With widespread concerns about housing availability and costs, the Competition and Markets Authority (CMA) has launched a new phase of work in the housing sector. The CMA is launching a market study into housebuilding, and will start a separate consumer protection project related to rented accommodation.
The market study comes following concerns builders are not delivering the homes people need at sufficient scale or speed. The CMA’s consumer protection work will seek to shed light on the experience of renters and explore whether more could be done to help landlords and intermediaries to understand their obligations.
Sarah Cardell, Chief Executive of the CMA, said:
The quality and cost of housing is one of the biggest issues facing the country. Over the last few years, the CMA delivered real change for leaseholders, with tens of thousands of homeowners receiving refunds after being overcharged unfair ground rents.
With that work nearly finished, we’re now looking to probe in more detail two further areas – the housebuilding and the rental sectors.
If there are competition issues holding back housebuilding in Britain then we need to find them. But we also need to be realistic that more competition alone won’t unlock a housebuilding boom.
In the same vein, we want to explore the experiences people have of the rental sector and whether there are issues here that the CMA can help with.
We will of course be guided by the evidence, but if we find competition or consumer protection concerns we are prepared to take the steps necessary to address them.
Housebuilding market study
The CMA’s market study into housebuilding will focus on 4 areas:
- housing quality: looking at how builders are delivering the right sorts of homes that communities and buyers need – including the fairness of estate management fees charged for ‘unadopted’ roads and amenities
- land management: examining whether the practice of ‘banking’ land before or after receiving planning permission is anti-competitive
- local authority oversight: exploring how councils oversee the delivery of homes and how developers negotiate affordable home requirements
- innovation: considering whether factors may be holding builders back from adopting new building techniques or moving towards more sustainable, net zero homes
A market study allows the CMA to use compulsory information-gathering powers to probe the entire market. As well as helping develop a deeper understanding of how and when housebuilders decide to deliver new homes and the interaction of that with local authority housing targets, the study will consider the issues faced by smaller, regional firms.
More information can be found on the housebuilding market study case page.
Consumer protection in rented sector
The CMA’s consumer enforcement work in housing will focus on:
- the end-to-end experience from a tenant’s perspective, including finding somewhere to live, renting a property, and moving between homes
- identifying the consumer protection issues that may arise.

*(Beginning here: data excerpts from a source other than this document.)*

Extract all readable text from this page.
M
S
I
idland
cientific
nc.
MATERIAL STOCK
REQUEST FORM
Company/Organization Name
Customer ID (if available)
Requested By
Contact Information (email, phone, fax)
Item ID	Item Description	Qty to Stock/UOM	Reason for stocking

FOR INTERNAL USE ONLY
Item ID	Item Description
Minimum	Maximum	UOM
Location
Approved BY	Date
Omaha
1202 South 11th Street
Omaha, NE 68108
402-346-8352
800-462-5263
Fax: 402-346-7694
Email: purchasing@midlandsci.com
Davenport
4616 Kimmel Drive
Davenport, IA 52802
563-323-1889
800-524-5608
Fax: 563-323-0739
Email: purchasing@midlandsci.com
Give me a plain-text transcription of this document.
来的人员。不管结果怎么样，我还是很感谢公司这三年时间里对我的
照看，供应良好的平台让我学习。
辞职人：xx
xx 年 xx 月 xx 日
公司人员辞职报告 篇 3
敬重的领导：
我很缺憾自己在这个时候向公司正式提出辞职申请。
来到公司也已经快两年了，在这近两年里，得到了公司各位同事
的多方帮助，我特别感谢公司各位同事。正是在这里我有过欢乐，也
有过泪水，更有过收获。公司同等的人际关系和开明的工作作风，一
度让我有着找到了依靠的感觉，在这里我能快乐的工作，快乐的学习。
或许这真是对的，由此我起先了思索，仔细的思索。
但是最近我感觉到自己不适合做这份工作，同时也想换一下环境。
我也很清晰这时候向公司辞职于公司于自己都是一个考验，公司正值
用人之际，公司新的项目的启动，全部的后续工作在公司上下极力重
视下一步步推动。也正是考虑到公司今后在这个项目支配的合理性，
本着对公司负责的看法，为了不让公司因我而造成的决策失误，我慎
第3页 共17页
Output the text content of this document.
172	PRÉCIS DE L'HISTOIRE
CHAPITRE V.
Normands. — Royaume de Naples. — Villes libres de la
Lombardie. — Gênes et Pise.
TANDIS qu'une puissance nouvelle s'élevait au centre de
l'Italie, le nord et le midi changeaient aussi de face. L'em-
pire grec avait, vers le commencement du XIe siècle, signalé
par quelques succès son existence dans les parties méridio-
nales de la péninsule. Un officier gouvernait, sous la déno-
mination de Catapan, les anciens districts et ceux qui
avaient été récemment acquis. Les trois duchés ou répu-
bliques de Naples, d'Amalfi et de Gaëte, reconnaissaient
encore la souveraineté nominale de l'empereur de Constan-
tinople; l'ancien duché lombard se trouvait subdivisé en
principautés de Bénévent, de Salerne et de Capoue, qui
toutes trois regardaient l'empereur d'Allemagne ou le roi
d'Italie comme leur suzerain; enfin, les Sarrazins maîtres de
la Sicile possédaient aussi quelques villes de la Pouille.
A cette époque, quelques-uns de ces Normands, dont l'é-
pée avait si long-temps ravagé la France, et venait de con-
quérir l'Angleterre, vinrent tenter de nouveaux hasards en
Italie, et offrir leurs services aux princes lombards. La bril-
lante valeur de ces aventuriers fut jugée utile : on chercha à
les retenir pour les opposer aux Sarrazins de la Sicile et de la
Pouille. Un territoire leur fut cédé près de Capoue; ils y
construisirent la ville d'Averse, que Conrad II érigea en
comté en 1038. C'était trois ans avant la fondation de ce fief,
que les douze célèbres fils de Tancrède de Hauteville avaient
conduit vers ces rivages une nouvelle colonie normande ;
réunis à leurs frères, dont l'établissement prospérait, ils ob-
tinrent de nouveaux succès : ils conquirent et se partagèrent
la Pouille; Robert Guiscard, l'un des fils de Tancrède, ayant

The project will examine the relationship between tenants and landlords and the role of intermediaries, such as letting agents
Following a period of targeted stakeholder engagement across England, Scotland, Wales and Northern Ireland, the CMA will report on its initial findings and proposed next steps this summer.
More information can be found on the rented housing sector consumer project case page.
Notes To Editors
- Market studies examine why particular markets may not be working well for consumers. They may lead to a range of outcomes, including: a) making recommendations to the government to change regulations or public policy; b) encouraging businesses in the market to self-regulate; c) taking consumer or competition law enforcement action against firms; d) making a reference for a more in-depth (phase 2) market investigation; e) “clean bill of health”.
- A market study formally begins with the publication of a Market Study Notice by the CMA.
- The CMA must within 12 months of publication of a market study notice publish a market study report setting out its findings and the action (if any) it proposes to take.
- The market study will examine housebuilding in England, Scotland and Wales. The market situation in Northern Ireland is significantly different from the rest of the UK, such that Northern Ireland appears unlikely to face the same market or supply-side issues, and therefore the housebuilding market study will not include Northern Ireland.
- The CMA’s research project into the private rented sector (across all parts of the United Kingdom) is expected to take three months to complete. This will help inform further work the CMA expects to take – which could include, for example, a call for evidence from tenants and landlords in relation to consumers’ rights under consumer protection law. The project could lead to, for example, enforcement action being taken, or new consumer guidance being issued for tenants and landlords.
- The CMA’s 2023 to 2024 Annual Plan, the final version of which is due to be published by the end of March, explains that the CMA wants to promote an environment where ‘people can be confident they are getting great choices and fair deals’. It also explains that, over the next three years, the CMA will ‘consistently focus on the areas where consumers spend the most money and time’. This includes focusing on the accommodation sector over the next 12 months, specifically through the housebuilding market study.